Il poursuit : « Et nous, me direz-vous ? Il y a moins de trois années que nous sommes aux manettes, ce qui au regard de mon prédécesseur est peu, et je crois que nous n’avons pas à rougir de notre action. Avec les adjoints, les conseillers municipaux, et aussi grâce à la collaboration des services techniques et administratifs, nous avons pu remplir de nombreux objectifs et nous engager dans l’accomplissement de notre projet politique. »
Le discours est tout entier présent dans son préambule comme l’œuf dans sa coquille. Vous avez déjà compris : le maire de Pénestin fait ce qu’il sait faire. Il invente, il enjolive, il affabule. Je suis désolé, j’aurais aimé vous dire qu’il a tiré le bilan de l’année écoulée et tracé les grandes lignes de ses projets à venir. Vous auriez pu juger sur pièces. Mais lorsque quelqu’un ment, lorsqu’il triche et louvoie entre les faits qu’il invente et ceux qu’il omet, la vérité commande d’appeler les choses par leur nom : une imposture est une imposture, un mensonge est un mensonge. A quoi bon tenir un blog sinon ? Ne pas dénoncer un mensonge ou une imposture, c’est s’en rendre complice.
Voici notre commune telle que son maire la rêve. “Les conseillers municipaux sont au rendez-vous”, n’est-ce pas ? (même s’il n’adresse plus la parole à trois d’entre eux/elles et répand son fiel sur eux) Il n’a pas remarqué le départ de Cindy, la chargée des animations (poussée à la démission par un harcèlement méthodique après deux années d’un investissement jugé par tous très satisfaisant).
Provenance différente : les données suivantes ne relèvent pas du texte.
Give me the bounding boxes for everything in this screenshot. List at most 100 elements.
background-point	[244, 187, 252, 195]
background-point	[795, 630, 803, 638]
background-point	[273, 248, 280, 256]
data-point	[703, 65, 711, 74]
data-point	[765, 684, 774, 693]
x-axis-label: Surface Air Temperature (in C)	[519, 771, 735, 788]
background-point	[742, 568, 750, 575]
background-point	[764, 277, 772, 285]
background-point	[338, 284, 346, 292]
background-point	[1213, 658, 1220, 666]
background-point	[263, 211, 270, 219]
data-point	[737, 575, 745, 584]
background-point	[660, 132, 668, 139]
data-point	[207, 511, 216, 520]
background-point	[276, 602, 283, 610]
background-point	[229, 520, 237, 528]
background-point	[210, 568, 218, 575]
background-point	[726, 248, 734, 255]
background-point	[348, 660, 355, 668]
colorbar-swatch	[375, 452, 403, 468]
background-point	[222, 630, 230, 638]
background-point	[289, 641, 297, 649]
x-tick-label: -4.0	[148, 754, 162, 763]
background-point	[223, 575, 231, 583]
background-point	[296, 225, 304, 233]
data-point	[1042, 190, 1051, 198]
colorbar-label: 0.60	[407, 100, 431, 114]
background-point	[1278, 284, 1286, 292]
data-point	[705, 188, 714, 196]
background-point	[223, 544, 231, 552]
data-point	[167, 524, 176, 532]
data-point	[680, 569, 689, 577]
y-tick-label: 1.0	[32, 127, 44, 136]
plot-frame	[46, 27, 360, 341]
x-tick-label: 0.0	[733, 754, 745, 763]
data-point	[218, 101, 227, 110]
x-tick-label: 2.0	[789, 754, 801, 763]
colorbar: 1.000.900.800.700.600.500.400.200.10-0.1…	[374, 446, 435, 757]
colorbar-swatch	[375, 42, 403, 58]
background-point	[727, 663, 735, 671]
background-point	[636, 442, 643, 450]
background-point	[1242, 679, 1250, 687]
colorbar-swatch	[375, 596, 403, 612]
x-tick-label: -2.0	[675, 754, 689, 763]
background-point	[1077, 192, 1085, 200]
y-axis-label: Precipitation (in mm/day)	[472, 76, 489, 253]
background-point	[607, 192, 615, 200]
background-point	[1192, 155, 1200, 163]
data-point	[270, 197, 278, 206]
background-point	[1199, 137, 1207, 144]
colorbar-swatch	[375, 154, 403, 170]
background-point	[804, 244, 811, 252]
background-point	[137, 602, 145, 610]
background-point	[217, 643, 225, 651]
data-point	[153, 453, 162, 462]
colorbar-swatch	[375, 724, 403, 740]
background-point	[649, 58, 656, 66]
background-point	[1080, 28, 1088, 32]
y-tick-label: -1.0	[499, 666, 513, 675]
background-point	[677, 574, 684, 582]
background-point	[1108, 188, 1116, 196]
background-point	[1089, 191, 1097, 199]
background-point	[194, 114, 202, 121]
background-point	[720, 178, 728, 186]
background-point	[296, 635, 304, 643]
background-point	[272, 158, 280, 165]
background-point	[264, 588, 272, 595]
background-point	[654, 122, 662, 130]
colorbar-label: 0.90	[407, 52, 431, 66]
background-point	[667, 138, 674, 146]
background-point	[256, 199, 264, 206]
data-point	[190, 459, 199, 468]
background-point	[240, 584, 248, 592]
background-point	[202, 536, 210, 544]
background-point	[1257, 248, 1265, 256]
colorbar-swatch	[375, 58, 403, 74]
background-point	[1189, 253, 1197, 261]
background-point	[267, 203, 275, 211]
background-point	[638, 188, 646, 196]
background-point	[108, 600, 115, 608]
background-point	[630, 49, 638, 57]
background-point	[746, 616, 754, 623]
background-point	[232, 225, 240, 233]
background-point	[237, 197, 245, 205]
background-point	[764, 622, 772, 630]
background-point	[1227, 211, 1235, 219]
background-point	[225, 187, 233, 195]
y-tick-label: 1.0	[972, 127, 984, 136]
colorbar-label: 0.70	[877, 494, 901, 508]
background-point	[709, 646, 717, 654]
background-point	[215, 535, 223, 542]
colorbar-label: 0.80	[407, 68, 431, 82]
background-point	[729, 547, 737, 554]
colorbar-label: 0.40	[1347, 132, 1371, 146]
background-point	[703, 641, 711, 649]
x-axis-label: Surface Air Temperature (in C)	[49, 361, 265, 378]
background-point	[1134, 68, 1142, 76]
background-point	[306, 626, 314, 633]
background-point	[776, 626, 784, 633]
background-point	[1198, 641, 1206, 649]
Le maire peut ainsi, sans la nommer, faire le bilan du « renouvellement par la mairie des animations » proposées en été et de la « volonté de faire de Pénestin un territoire d’art », il peut féliciter « l’ensemble de l’équipe animations » (sans dire non plus que trois élues de la Commission animations, celles-là mêmes qui se plaignent de l’absence de concertation, viennent d’en démissionner en signe de protestation).
Et la DGS (Directrice générale des services) n’a pas la haute main sur la décision de rédiger ou non des compte-rendus écrits des réunions de commissions, lorsqu’elle répond aux élus : « je n’ai pas que ça à faire ». Une décision hautement politique et relevant à ce titre de ceux que la population a élus. Le maire avait acquiescé devant plusieurs témoins, l’air juste un peu embarrassé. Il suffirait pourtant de recruter un stagiaire capable de manier un logiciel de reconnaissance vocale afin de pouvoir transcrire les enregistrements sans y investir un temps démesuré…
« Le bien-être au travail est le gage d’un service de qualité »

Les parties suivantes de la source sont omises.